Classification of 2-pore domain potassium channels based on rectification under quasi-physiological ionic conditions.

It is generally expected that 2-pore domain K(+) (K2P) channels are open or outward rectifiers in asymmetric physiological K(+) gradients, following the Goldman-Hodgkin-Katz (GHK) current equation. Although cloned K2P channels have been extensively studied, their current-voltage (I-V) relationships are not precisely characterized and previous definitions are contradictory.
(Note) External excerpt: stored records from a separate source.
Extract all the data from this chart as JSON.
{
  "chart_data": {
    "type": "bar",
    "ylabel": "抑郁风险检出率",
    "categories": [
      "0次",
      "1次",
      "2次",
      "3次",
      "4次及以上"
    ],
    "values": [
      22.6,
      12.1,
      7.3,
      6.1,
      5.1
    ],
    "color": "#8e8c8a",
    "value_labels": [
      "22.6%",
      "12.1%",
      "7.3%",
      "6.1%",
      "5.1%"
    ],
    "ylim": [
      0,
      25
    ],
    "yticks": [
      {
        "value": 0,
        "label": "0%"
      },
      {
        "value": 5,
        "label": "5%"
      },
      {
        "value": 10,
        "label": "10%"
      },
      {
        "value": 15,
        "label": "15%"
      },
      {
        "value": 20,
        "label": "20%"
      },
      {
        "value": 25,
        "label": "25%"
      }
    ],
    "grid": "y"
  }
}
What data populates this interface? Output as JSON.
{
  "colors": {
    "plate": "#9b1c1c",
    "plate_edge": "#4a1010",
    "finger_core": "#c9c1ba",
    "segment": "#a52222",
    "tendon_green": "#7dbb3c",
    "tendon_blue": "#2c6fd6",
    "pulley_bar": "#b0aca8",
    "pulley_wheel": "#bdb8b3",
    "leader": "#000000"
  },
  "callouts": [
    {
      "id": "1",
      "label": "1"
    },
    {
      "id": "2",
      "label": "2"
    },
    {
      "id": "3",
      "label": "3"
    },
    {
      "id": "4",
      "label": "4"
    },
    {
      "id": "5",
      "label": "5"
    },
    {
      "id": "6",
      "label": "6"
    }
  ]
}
Here we study all the functional channels from 6 mammalian K2P subfamilies in transfected Chinese hamster ovary cells with patch-clamp technique, and examine whether their I-V relationships are described by the GHK current equation. K2P channels display 2 distinct types of I-V curves in asymmetric physiological K(+) gradients. Two K2P isoforms in the TWIK subfamily conduct large inward K(+) currents and have a nearly linear I-V curve. Ten isoforms from 5 other K2P subfamilies conduct small inward K(+) currents and exhibit open rectification, but fits with the GHK current equation cannot precisely reveal the differences in rectification among K2P channels. The Rectification Index, a ratio of limiting I-V slopes for outward and inward currents, is used to quantitatively describe open rectification of each K2P isoform, which is previously qualitatively defined as strong or weak open rectification. These results systematically and precisely classify K2P channels and suggest that TWIK K(+) channels have a unique feature in regulating cellular function.